The NPS is trying to determine if any of 175 gas wells are on land the DCNR purchased with money from the federal Land and Water Conservation Fund (LWCF), which was created in 1964 as part of the Land and Water Conservation Act. The NPS, an operating unit of the Interior Department, administers the LWCF.

“The string that goes along with receiving funding under LWCF is that the land acquired has to be opened for recreational opportunities in perpetuity,” NPS spokesman Phil Sheridan told NGI’s Shale Daily on Tuesday. “If you begin to do other types of activities…including using it for gas extraction…you would have to then apply for conversion.”

Under the terms of conversion, the DCNR would first need permission from the NPS to use the property in question for nonrecreational uses. The state must then buy an equal amount of land elsewhere to compensate for the loss of recreational land, and must use any revenue from leases or royalties toward either purchasing conversion property, conservation or recreation purposes.

“It’s a straightforward process,” Sheridan said. “But the state does have to create recreational opportunities elsewhere if it asks for a conversion and we approve it.”

Sheridan said the DCNR has gone through the conversion process with the NPS before, but never since the rise of the Marcellus Shale or for drilling purposes. But he added there was a possibility the DCNR had not run afoul of the LWCF’s rules.

“The first step is to find out what’s out there,” Sheridan said. “It’s certainly conceivable that none of these proposed [or active drilling] sites are actually within the LWCF area. They could be on adjacent land. If it’s not in that LWCF footprint, then we wouldn’t have any authority in it, even if it’s in the same state park.”

In an effort to try and clear up the issue quickly, the DCNR has reportedly asked the Department of Environmental Protection (DEP) and the Fish and Boat Commission (PFBC) to provide maps showing where the 175 permitted or planned gas wells are located.

DCNR Secretary Richard Allan told the Pittsburgh Post-Gazette he was confident that the department was in compliance with LWCF guidelines.

“We have not identified any basis for asserting that Marcellus Shale gas extraction does not satisfy the National Park Service’s substantive requirements for such extraction,” Allan said. “We are open to meeting with the park service to talk about this issue.”

DEP spokeswoman Katy Gresh confirmed that the DCNR had asked for the maps and for assistance, and emphasized that any gas well permits issued by the DEP were still valid.
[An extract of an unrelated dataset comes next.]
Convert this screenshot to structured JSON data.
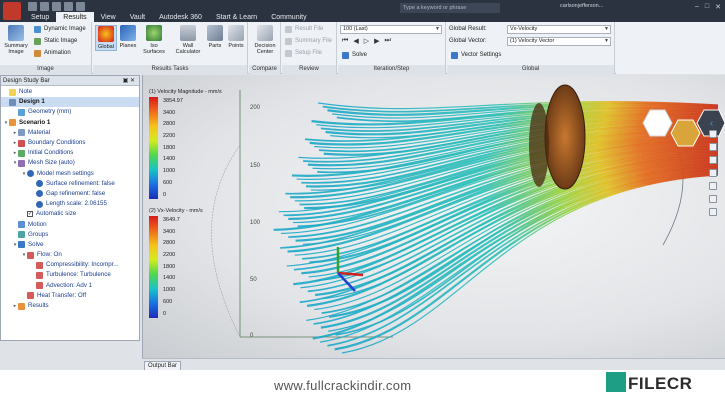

“They have contacted us,” Gresh told NGI’s Shale Daily on Tuesday. “We are always working with our sister agencies to [provide] whatever help we can with requests they receive from the federal government or elsewhere.”

In February Republican Gov. Tom Corbett opened Pennsylvania’s parks and forests to leasing for natural gas development, reversing former Gov. Ed Rendell’s executive order banning leases on the 800,000 acres managed by the DCNR (see Shale Daily, Feb. 23; Oct. 27, 2010).

According to the DCNR, approximately 1.5 million acres of state forest and 60 state parks sit atop the Marcellus Shale formation.

The DCNR announced in August 2010 that 700,000 acres of state forest were either under lease of available for development by private owners, but said another 702,500 acres were off limits to leasing because they were in ecologically sensitive areas (see Daily GPI, Aug. 16, 2010).